Chapter 5

237 10 10
                                    

Previously...

Gisborne wraps his long, slim fingers around the bars, mimicking my earlier actions. I have to applaud him for keeping his dignity when I had so easily lost mine, but he can’t hide a hurt this big.

“Don’t,” I whisper grudgingly.

He raises his eyes to meet mine.

“You kissed her?” he says.   

“What?”

“As she was...when she was... dying.”

I nod.

“Then her spirit is not in Acre, but in you.”

His words have me reeling. Gisborne has given me what days of agonising could not, what the love and support of my friends could not – a reason to go on. And just as Much had done to me, I wrap my own hands around Gisborne’s and I feel Marian move between us. 

“Thank you,” I say. 

“You’re welcome.”

It is the most bizarre moment I have ever known.

Chapter 5

“Robin!”

There are men everywhere: running, shouting, rolling barrels, climbing the rigging.

“What’s going on?” I call.

“Pirates. Boarding the boat. We have to...you have to...”  Much shoves my bow into my hands, along with my scimitar. I thought I’d left my blade in Acre but it seems Much, or maybe John or Allan, had it all along. I guess they hadn’t trusted me with it earlier.

“Look out!” Much shoves me aside as something whizzes over our heads.

“Where in hell’s name—” Then I see the ship drawn up alongside.

“They said they were taking in water and needed help,” Much rapidly explains, unsheathing his sword. “I do not,” he says, wrestling with his shield, “want to die on some poxy boat in the middle of some poxy ocean.”

I’m about to reassure him that I have no intention of letting any of us become fish food when Jehal comes pounding towards us.

“Robin, thank Allah you’re here.” Grabbing my arm, he pulls me behind a pile of nets. “We are gravely outnumbered, but your bow will make all the difference.”

“I’m not going to—”

“I know of your principles, Robin Hood,” he interrupts, forgetting or choosing to forget my earlier intention to kill Gisborne, “but these men are cutthroats and will kill you as they would swat a bothersome fly.”

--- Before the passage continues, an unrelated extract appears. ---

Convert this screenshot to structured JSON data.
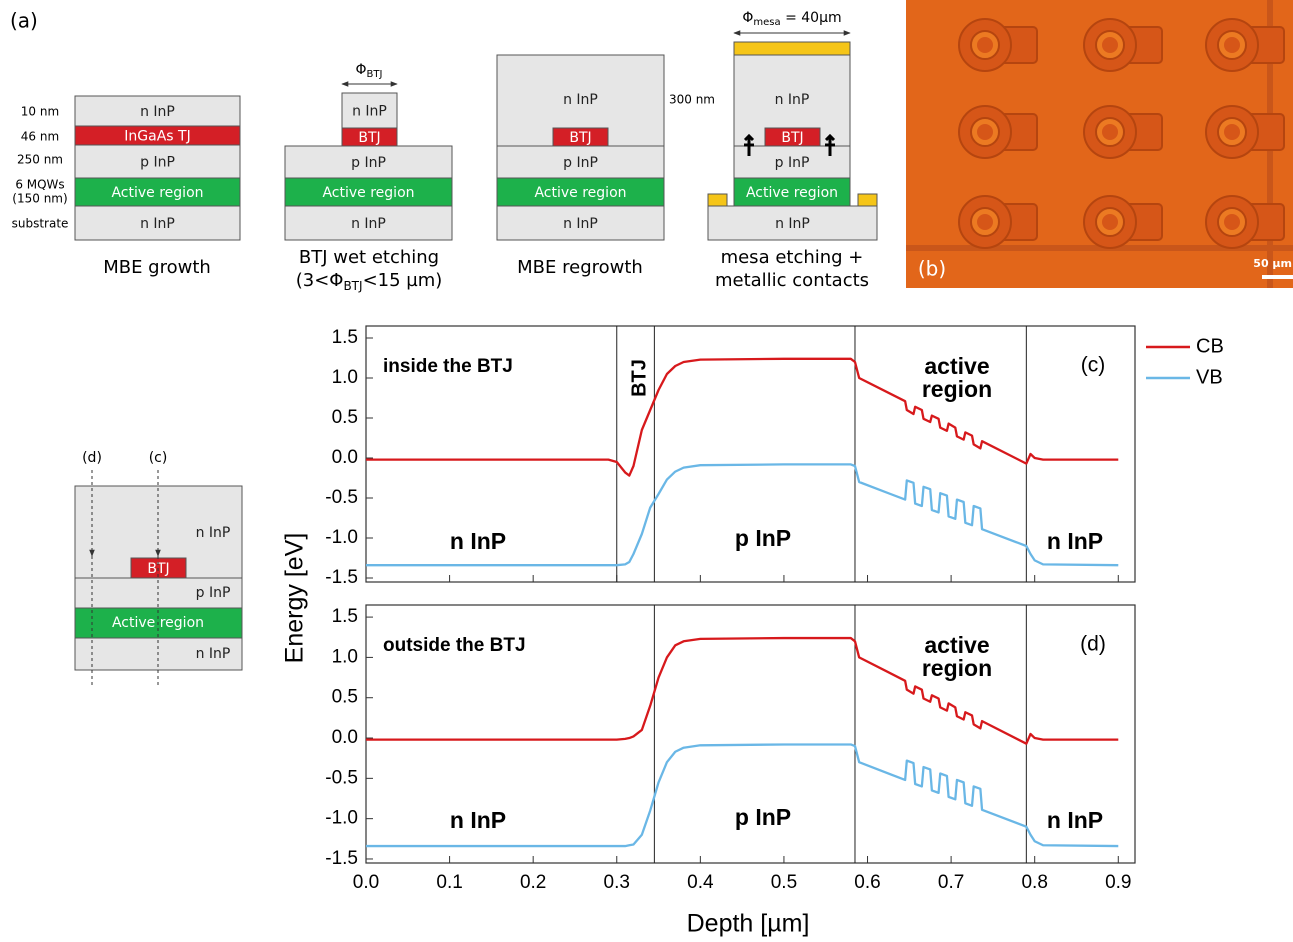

Even as Jehal speaks, a pirate, brandishing a curved blade that makes my scimitar look like a table knife, charges towards us, screaming all manner of threats.

With a motion as familiar as breathing, I draw an arrow from my quiver, nock and loose it. The pirate’s eyes and mouth widen in surprise . He drops his blade and curls his fingers around the arrow embedded in his chest. He is still clutching the ash shaft as he dies.

I scramble on top of the nets and loose two more arrows, killing two more pirates. The crusades may have changed my mind about killing, but for my friends I will kill and kill again.   

Much yells, “Robin, behind you!”

Whirling around, I loose another arrow. It smacks into the chest of a burly pirate clambering over the boat’s rail. With an anguished cry, he falls back onto the marauder’s galley. More heads appear, more pirates pour over the rail, too many for me to deal with with the few arrows I have left. I think of Gisborne, in his cage, probably unaware that we are under attack.